Aug 04, 2006 19:12
i've noticed a lot lately that even if i had the opportunity to switch lives with anyone from any time period, i dont think i would. i'm very content in my life and who i am (even though i JUST realized how ocd i am, which explains a lot), and where i'm going. i feel like i could walk into just about any situation and come out okay. working at ymca camp has even given me a set of balls and a direction in life. the amount of unnecessary self-taxing shit that i'm willing to take from people is at an all time low. i also want to be a teacher and work in the city and then go to law school and write educational policies. how about that?

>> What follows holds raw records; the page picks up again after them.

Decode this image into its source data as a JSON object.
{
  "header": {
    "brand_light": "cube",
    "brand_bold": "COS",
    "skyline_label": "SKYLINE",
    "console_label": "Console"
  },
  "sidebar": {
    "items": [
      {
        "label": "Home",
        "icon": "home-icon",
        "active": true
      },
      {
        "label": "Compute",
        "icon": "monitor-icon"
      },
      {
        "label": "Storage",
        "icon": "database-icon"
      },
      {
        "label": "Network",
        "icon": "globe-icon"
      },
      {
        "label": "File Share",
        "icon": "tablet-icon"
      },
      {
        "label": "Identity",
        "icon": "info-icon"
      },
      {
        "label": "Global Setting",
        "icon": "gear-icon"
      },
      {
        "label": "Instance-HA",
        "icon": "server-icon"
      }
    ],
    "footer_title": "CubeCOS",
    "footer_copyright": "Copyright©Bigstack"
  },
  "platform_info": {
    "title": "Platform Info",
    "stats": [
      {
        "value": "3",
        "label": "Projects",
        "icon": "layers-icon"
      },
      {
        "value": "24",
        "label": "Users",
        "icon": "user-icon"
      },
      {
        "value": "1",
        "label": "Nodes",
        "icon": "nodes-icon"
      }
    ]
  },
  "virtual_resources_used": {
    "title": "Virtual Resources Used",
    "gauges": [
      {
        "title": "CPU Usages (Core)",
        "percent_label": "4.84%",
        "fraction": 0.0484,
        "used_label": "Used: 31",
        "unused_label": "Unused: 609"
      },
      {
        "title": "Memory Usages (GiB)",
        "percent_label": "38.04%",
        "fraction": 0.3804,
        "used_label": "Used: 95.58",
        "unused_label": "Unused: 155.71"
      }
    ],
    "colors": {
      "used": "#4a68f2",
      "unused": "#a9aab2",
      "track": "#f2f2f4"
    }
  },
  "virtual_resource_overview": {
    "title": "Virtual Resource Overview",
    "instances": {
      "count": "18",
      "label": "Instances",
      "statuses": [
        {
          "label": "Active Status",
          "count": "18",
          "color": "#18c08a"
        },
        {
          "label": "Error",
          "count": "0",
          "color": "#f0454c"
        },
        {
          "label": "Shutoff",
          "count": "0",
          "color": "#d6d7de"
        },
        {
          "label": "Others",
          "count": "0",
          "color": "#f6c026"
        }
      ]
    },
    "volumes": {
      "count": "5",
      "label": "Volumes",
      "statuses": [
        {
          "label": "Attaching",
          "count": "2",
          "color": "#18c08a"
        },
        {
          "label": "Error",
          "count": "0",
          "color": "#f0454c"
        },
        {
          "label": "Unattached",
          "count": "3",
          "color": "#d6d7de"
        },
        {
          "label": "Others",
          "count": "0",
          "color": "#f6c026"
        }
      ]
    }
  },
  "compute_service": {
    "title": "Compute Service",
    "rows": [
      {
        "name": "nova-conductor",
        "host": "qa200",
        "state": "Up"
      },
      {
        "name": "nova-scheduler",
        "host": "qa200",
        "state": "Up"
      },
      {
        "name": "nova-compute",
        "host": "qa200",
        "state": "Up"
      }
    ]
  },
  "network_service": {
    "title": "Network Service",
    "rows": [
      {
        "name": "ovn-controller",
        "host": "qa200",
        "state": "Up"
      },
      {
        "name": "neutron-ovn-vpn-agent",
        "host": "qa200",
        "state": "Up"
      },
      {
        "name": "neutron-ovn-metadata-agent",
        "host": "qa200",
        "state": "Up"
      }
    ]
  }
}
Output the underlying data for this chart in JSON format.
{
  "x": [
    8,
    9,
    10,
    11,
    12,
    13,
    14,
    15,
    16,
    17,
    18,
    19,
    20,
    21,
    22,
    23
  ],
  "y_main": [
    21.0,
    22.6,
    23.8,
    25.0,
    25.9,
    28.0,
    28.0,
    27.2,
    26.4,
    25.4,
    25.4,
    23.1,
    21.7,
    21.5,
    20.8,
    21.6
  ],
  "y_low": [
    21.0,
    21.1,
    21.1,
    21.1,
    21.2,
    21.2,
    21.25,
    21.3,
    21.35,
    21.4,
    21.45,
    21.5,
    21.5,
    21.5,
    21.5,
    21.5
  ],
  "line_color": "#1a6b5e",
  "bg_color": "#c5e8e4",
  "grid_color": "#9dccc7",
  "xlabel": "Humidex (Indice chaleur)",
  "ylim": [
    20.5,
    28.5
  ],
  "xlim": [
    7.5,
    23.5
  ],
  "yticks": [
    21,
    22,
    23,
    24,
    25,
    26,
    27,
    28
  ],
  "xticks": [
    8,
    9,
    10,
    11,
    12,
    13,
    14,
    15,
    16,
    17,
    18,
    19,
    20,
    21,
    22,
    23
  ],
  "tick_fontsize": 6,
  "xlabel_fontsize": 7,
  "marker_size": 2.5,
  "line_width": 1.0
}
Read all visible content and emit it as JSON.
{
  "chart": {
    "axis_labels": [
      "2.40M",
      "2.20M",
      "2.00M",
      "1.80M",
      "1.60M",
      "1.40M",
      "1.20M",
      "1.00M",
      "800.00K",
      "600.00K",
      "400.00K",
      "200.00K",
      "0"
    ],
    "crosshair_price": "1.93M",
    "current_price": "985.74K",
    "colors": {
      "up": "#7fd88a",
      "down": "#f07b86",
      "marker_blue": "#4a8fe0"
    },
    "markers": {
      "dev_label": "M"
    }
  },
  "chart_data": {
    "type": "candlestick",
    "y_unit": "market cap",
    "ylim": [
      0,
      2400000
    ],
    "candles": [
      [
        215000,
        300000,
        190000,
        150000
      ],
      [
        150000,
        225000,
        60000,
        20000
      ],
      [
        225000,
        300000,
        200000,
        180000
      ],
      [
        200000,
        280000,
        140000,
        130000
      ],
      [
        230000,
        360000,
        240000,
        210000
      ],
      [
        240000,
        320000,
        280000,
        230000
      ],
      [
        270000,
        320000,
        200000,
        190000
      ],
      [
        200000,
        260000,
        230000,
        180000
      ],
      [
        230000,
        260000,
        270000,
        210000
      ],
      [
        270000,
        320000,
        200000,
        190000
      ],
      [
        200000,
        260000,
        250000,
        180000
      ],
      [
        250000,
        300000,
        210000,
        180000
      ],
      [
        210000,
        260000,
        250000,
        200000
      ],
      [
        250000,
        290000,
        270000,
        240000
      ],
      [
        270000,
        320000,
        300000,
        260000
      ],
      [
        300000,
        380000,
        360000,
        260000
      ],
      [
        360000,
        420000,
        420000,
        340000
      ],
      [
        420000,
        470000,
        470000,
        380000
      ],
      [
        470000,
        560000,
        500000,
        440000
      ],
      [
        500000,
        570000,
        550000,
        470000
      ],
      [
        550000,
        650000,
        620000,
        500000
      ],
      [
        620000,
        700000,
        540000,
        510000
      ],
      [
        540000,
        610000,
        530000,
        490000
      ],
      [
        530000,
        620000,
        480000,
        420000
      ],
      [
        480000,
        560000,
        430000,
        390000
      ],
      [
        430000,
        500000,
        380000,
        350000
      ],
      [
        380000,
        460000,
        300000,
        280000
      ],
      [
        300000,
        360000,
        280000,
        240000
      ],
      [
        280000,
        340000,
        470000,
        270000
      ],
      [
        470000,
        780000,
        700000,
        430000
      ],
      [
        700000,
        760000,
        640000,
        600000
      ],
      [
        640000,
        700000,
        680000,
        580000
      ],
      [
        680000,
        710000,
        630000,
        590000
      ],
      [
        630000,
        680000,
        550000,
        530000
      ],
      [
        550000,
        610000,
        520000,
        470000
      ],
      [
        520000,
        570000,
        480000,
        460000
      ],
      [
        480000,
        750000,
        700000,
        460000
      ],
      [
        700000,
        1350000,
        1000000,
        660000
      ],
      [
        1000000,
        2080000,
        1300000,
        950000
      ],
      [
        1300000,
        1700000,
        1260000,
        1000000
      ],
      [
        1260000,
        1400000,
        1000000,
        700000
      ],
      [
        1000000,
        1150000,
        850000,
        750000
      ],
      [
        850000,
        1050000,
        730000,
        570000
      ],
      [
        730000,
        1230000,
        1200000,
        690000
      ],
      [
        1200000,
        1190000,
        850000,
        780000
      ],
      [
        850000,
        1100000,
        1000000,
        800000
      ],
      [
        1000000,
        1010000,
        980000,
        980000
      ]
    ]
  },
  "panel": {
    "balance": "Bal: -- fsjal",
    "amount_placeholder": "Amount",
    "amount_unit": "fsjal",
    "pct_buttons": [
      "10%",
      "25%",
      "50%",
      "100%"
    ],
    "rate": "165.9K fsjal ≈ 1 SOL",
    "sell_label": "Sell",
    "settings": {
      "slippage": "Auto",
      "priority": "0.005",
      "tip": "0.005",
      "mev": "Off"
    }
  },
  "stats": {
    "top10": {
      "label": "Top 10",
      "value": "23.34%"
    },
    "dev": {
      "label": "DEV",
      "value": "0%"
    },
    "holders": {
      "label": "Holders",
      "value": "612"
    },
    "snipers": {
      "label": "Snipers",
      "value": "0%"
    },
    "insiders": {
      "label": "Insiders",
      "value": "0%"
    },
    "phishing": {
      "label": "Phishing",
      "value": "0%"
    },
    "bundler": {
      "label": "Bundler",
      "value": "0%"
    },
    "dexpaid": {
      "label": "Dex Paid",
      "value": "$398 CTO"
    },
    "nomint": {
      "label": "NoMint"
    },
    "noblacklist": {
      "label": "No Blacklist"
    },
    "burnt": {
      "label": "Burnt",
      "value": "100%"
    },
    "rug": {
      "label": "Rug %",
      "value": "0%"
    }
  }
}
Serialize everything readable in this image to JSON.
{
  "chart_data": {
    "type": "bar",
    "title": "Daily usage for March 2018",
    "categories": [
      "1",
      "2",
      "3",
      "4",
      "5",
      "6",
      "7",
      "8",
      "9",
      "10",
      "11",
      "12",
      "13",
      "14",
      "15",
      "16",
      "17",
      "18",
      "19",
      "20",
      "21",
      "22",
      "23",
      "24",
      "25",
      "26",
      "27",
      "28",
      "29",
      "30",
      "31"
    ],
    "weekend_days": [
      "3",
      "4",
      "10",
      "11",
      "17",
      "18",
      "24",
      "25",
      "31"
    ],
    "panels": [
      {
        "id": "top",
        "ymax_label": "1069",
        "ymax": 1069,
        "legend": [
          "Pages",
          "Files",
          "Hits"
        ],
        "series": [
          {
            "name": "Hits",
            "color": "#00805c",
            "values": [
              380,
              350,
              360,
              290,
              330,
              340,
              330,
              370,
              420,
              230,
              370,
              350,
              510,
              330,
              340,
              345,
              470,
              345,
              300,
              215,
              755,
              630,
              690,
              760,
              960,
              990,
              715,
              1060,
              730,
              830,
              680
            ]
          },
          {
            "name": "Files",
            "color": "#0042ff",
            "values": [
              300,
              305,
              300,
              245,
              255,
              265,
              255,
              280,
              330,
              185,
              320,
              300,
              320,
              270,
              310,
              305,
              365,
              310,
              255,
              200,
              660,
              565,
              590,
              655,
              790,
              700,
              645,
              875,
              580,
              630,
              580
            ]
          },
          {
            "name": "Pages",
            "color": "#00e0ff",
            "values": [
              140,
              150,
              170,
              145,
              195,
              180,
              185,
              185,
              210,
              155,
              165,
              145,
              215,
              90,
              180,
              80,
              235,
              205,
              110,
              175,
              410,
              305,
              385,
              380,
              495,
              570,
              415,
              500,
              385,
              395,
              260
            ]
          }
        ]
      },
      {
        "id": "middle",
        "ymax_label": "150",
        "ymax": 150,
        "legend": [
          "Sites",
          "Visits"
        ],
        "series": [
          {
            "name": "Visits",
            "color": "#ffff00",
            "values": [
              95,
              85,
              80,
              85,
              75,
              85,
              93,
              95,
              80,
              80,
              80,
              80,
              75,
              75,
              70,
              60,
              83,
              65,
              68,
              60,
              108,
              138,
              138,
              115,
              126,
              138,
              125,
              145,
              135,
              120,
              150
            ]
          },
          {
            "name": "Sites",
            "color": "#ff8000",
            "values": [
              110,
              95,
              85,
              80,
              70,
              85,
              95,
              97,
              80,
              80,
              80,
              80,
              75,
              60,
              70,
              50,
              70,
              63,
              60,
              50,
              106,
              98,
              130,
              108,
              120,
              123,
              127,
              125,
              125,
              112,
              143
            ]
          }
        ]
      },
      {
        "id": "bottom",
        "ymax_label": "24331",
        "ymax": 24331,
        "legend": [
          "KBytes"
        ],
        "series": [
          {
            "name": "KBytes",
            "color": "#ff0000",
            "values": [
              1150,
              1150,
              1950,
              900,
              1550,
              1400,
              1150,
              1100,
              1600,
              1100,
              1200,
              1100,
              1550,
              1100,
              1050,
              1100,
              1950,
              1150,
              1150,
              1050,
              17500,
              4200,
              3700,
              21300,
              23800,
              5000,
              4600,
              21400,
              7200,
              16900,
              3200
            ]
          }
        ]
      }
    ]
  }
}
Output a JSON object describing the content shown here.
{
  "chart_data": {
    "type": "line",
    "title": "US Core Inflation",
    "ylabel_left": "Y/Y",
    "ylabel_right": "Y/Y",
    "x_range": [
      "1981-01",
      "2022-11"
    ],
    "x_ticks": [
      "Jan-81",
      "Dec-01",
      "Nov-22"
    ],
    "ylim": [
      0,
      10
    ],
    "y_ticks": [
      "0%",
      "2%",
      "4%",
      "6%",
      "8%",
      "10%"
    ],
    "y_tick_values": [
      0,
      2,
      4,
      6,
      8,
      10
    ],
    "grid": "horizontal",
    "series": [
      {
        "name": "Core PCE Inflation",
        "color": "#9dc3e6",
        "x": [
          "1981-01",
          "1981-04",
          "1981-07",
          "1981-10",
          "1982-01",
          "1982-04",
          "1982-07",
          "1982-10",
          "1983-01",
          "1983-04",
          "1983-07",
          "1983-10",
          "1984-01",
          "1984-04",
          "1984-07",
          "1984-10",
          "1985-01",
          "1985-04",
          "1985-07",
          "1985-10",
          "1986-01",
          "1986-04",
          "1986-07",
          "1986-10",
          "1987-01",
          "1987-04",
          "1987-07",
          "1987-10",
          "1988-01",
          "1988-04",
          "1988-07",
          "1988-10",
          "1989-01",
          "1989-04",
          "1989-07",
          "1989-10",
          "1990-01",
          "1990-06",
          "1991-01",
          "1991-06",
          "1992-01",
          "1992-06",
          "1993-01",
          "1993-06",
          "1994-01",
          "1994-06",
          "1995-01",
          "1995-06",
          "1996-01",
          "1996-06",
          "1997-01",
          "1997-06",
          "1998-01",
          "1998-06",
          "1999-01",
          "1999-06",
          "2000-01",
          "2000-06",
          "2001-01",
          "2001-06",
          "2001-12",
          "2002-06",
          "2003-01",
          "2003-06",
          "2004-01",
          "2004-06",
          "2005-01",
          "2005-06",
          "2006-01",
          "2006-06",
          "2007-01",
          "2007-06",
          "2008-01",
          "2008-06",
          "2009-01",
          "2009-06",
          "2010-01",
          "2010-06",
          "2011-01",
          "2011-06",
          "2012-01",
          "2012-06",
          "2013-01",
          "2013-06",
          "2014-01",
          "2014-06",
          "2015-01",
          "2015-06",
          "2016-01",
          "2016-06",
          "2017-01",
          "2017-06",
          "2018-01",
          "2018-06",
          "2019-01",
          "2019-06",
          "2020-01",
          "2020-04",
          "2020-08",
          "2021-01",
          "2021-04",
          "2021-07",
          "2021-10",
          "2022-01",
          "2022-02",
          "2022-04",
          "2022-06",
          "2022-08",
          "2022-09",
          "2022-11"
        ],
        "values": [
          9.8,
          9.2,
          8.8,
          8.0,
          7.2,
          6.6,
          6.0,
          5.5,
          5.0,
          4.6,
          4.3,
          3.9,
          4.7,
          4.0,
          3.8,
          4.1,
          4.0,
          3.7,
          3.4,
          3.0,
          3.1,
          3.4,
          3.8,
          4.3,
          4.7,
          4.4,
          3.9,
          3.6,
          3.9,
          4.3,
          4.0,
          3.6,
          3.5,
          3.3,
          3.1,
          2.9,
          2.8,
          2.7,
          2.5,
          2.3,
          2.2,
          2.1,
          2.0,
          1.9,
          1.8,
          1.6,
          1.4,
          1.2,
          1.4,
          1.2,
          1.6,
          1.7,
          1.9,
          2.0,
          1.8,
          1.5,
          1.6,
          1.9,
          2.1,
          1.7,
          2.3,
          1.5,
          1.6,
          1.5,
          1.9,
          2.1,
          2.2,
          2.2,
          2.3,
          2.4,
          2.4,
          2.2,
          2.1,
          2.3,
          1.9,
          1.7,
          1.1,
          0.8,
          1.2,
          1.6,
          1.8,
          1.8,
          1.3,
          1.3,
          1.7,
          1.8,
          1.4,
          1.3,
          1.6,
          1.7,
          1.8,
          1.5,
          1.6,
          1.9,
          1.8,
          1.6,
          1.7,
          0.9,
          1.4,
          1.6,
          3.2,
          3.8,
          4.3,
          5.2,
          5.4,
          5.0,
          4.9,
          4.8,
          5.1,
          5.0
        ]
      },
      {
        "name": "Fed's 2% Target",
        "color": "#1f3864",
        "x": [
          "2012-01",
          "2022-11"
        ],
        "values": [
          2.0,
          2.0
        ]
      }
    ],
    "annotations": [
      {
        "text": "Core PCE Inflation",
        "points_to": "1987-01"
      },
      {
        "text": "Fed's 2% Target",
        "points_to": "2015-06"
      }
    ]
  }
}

i've also been pretty much monogomous. i havent slept with anyone but alex since i met him (even though i made out with a couple dozen people during june... but that was pride month, so whatever and it was mostly for "kiss a king"). this is weird because i'm still in a very polyamorous space, i'm very much allowed to do whatever i want because we're calling it an open relationship, and have been really into girls lately.. but i kind of dont want to. and i know that i dont want him to so it's good that he's not. i mean, he treats me so well and i do love him and would be monogomous with him, but he's far away and i'll be damned if i get myself into a long-term long-distance relationship. i'm 19 years old and about to start my third semester of college. for the love of god, i'm allowed to have a partner nearby me and i'm sick of the ones that mean the most to me being far away. that said, we'll see what goes down this semester. if i end up with a girlfriend, i end up with a girlfriend. really the longest that i have to wait is until january when he moves either to chapel hill or asheville. it'll still be long distance both ways but chapel hill is good because it's close enough to make occational "i need to see you right now" and weekend visits, but not so much that i feel like he's moving halfway across the country to be with me. because he's not-- he was planning on moving to nc before me.. also the idea that someone is willing to put so much into me freaks me out. we'll see, aye?
i have a lot of observations and new parts of my [soul, i feel] that have come from working with these kids but i have to write them later because it's shabbat and my family's here.